To be fair humans have had quite a few million years across a growing population to gather all of the knowledge that we have.

As we're learning with LLMs, the dataset is what matters - and what's awesome is that you can see that in us, as well! I've read that our evolution is comparatively slow to the rate of knowledge accumulation in the information age - and that what this means is that you can essentially take a caveman, raise them in our modern environment and they'll be just as intelligent as the average human today.

But the core of our intelligence is logic/problem solving. We just have to solve higher order problems today, like figuring out how to make that chart in excel do the thing you want, but in days past it was figuring out how to keep the fire lit when it's raining. When you look at it, we've possessed the very core of that problem solving ability for quite a while now. I think that is the key to why we are human, and our close ancestors monkeys are...still just monkeys.
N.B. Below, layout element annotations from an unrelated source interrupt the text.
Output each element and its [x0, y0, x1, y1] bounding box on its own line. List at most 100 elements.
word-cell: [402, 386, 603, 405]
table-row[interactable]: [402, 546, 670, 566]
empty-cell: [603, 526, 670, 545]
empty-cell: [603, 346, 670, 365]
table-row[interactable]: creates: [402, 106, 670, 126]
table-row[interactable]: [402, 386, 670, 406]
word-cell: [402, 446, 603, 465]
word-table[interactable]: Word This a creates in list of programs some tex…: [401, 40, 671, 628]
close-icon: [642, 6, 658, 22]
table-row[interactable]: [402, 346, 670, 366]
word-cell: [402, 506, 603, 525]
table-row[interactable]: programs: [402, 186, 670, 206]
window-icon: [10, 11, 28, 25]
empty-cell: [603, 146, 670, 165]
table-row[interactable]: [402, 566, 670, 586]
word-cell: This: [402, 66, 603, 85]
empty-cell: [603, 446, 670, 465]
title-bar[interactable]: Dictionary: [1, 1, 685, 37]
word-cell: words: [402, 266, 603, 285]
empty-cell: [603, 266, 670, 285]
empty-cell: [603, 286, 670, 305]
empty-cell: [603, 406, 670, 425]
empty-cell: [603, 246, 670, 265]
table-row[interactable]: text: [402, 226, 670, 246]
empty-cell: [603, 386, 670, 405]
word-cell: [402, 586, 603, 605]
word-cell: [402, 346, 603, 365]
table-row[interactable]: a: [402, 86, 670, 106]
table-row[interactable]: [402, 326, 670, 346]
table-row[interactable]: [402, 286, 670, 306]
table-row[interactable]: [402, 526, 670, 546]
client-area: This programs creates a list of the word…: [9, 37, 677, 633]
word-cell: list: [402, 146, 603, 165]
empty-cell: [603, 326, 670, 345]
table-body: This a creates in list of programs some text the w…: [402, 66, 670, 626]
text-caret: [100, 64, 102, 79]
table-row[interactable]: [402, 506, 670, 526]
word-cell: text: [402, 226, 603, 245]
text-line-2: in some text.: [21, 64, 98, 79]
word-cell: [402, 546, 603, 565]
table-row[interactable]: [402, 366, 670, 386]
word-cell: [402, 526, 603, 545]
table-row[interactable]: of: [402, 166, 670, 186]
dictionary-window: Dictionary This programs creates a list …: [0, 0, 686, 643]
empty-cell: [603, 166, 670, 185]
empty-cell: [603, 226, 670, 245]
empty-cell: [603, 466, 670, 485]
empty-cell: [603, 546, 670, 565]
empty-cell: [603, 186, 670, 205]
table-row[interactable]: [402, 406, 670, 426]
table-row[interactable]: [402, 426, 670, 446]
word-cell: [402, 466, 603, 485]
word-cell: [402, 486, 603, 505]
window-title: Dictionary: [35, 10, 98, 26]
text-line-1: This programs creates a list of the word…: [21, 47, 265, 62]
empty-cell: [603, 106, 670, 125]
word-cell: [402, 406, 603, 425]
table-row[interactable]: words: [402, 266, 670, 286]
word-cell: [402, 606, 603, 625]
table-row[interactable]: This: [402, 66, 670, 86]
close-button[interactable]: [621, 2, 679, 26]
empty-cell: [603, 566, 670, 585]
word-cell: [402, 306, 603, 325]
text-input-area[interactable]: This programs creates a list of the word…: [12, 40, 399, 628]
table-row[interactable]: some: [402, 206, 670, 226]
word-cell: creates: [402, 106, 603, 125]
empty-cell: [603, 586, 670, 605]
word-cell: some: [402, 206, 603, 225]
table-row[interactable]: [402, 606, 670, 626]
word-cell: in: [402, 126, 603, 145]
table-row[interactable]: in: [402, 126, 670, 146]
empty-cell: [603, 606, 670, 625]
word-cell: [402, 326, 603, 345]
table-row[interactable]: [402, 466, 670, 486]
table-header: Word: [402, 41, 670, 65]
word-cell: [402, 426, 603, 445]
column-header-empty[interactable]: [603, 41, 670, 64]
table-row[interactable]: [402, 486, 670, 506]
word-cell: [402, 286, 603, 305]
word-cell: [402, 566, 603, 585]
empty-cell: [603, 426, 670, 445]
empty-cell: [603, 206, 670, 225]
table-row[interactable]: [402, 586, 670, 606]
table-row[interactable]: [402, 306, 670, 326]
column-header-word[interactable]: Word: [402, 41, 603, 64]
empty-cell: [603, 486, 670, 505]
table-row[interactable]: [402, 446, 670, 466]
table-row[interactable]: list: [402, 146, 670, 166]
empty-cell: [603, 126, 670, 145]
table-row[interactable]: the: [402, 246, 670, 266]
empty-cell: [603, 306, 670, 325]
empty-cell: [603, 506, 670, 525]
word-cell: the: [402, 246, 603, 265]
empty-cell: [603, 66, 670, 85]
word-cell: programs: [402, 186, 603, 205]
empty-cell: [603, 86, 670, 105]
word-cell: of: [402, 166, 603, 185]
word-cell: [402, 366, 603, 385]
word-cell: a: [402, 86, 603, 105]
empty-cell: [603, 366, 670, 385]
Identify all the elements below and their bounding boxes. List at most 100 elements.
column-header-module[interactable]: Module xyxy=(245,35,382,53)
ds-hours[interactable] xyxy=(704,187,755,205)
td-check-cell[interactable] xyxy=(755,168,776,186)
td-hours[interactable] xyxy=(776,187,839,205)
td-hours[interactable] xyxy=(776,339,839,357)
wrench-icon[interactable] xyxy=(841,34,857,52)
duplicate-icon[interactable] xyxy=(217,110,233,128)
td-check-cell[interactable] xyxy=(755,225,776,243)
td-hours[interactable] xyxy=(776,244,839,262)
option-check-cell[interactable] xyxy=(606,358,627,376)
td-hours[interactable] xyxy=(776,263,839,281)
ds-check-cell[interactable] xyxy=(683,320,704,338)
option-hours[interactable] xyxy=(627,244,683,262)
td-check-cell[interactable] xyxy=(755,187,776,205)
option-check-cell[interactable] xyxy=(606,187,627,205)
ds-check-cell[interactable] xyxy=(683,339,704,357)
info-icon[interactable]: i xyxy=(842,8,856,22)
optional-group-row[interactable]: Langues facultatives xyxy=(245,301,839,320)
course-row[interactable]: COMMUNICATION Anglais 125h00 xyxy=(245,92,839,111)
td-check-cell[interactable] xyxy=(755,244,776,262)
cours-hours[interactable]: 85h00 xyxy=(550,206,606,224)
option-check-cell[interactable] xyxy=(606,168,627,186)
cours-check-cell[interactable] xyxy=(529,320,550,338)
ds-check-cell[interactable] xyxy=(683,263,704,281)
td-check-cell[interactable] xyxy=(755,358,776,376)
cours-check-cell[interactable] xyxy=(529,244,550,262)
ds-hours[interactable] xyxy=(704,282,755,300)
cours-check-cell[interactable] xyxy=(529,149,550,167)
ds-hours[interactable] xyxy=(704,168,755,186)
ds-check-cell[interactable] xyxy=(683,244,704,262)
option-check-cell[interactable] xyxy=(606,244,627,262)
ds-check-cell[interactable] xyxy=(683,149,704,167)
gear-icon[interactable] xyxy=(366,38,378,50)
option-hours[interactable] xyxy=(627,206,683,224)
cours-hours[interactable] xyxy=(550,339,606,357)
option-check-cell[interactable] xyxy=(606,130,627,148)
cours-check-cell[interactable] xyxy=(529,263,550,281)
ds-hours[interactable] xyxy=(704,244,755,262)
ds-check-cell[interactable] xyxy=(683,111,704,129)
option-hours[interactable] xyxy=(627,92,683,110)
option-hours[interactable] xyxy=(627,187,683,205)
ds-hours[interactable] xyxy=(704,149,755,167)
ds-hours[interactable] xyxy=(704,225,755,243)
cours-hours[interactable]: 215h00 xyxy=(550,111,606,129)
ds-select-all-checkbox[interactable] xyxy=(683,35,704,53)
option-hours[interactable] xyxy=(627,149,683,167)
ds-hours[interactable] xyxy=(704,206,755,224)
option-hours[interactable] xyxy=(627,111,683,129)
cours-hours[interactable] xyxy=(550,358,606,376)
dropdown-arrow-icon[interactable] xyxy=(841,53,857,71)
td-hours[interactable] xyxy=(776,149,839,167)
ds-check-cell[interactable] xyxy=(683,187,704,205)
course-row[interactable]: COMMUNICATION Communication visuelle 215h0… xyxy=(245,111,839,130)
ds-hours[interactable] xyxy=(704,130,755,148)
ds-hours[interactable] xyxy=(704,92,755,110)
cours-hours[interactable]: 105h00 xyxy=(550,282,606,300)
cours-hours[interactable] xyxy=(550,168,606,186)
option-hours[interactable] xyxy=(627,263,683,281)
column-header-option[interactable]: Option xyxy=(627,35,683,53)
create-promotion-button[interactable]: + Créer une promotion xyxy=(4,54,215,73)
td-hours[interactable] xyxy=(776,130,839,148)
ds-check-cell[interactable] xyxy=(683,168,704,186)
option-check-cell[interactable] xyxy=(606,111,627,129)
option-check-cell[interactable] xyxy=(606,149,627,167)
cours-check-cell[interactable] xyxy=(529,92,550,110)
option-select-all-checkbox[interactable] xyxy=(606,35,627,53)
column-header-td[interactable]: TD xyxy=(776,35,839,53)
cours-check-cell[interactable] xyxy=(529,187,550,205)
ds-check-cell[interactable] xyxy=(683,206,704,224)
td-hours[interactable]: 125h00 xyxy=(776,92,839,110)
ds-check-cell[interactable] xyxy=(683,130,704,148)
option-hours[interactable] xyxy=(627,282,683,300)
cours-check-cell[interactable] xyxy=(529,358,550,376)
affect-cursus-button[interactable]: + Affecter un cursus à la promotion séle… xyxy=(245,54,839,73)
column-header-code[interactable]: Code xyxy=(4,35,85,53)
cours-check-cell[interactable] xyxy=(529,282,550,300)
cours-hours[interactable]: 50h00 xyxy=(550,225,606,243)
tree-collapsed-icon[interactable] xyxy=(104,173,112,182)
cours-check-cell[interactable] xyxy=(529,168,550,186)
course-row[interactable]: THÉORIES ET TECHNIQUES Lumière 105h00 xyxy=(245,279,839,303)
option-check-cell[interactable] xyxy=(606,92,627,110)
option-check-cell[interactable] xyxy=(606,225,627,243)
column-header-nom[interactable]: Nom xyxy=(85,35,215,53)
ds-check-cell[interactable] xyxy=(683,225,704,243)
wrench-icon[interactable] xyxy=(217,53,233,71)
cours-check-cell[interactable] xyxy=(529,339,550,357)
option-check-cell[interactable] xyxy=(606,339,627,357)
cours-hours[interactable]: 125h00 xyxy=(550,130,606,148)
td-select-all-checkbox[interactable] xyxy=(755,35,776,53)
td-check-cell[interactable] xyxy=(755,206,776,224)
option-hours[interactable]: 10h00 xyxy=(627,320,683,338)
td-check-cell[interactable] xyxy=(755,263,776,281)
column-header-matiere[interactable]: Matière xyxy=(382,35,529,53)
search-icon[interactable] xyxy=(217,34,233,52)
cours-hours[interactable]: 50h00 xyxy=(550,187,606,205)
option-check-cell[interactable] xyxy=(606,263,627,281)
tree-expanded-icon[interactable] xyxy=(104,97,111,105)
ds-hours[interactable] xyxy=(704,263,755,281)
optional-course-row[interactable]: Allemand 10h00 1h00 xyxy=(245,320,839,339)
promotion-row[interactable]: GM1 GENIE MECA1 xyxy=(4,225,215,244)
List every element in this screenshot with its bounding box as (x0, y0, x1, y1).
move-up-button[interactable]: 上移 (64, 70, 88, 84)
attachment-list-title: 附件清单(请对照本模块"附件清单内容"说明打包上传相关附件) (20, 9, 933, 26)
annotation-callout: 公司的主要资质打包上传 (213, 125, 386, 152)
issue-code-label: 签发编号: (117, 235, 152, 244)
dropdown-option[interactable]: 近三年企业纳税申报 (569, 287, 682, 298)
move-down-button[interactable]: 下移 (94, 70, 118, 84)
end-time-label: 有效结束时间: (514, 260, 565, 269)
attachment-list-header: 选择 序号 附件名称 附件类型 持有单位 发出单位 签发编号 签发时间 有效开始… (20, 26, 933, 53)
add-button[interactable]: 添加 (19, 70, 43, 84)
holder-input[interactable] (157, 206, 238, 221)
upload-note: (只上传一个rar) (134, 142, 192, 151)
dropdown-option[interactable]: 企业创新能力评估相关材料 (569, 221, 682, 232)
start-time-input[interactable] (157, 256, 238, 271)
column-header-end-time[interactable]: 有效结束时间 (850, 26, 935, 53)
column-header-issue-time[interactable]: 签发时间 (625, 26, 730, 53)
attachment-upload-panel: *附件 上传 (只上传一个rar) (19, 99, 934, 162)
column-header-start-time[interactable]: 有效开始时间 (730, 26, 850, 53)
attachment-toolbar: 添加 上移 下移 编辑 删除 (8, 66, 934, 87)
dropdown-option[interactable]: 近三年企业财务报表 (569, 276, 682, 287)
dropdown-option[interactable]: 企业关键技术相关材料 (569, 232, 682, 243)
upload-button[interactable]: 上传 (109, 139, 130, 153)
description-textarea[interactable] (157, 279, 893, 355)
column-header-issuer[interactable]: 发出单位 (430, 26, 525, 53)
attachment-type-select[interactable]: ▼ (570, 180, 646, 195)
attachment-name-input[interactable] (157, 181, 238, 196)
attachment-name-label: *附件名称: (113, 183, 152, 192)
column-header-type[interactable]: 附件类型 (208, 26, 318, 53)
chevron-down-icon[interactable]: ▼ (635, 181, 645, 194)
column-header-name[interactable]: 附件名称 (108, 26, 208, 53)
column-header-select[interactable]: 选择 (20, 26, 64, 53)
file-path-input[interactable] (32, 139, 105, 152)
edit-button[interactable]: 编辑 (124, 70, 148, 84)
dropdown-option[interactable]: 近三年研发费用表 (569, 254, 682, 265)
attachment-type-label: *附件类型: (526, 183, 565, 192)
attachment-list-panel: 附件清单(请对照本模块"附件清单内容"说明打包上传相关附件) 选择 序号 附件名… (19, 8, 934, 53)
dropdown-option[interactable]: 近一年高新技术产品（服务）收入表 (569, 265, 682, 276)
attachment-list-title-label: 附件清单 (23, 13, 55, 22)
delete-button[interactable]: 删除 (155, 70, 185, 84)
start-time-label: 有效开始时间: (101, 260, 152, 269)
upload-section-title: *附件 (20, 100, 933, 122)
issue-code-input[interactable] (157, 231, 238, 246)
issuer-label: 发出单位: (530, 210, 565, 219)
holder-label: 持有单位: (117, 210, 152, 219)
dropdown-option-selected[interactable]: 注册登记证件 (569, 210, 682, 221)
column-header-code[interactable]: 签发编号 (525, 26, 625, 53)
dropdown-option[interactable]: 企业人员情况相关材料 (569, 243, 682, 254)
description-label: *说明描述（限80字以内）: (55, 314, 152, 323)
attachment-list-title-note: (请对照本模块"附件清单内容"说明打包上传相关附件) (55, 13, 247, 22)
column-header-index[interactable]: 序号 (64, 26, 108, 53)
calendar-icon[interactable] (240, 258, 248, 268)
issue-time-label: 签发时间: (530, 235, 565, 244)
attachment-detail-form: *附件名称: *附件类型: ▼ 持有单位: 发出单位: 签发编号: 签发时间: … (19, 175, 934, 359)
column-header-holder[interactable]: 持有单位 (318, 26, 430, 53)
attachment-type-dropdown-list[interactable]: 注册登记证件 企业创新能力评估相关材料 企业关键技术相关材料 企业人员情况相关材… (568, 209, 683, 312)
It's that problem solving ability that we need to figure out how to produce within ML models, then we'll be cooking with gas!

mellosouls|9 months ago

The point isn't about learning video games its about learning tasks unrelated to its specific competency generally.

jappgar|9 months ago

A human would learn it faster, and could immediately teach other humans.

AI clearly isn't at human level and it's OK to admit it.

jandrese|9 months ago

> But why would we want robots to use an interface (especially a modern controller) heavily optimized for human hands; that seems like the definition of a horseless carriage.

Elon's response to this is that if we want these androids to replace human jobs then the lowest friction alternative is for the android to be able to do anything a human can do in a human amount of space. A specialized machine is faster and more efficient, but comes with engineering and integration costs that create a barrier to entry. Elon learned this lesson the hard way when he was building out the gigafactories and ended up having to hire a lot of people to do the work while they sorted out the issues with the robots. To someone like Elon a payroll is an ever growing parasite on a companies bottom line, far better if the entire thing is automated.

johnb231|9 months ago

No, the joystick part is really not the limiting factor. They’ve already done this with a direct software interface. Physical interface is a new challenge. But overall you are missing the point.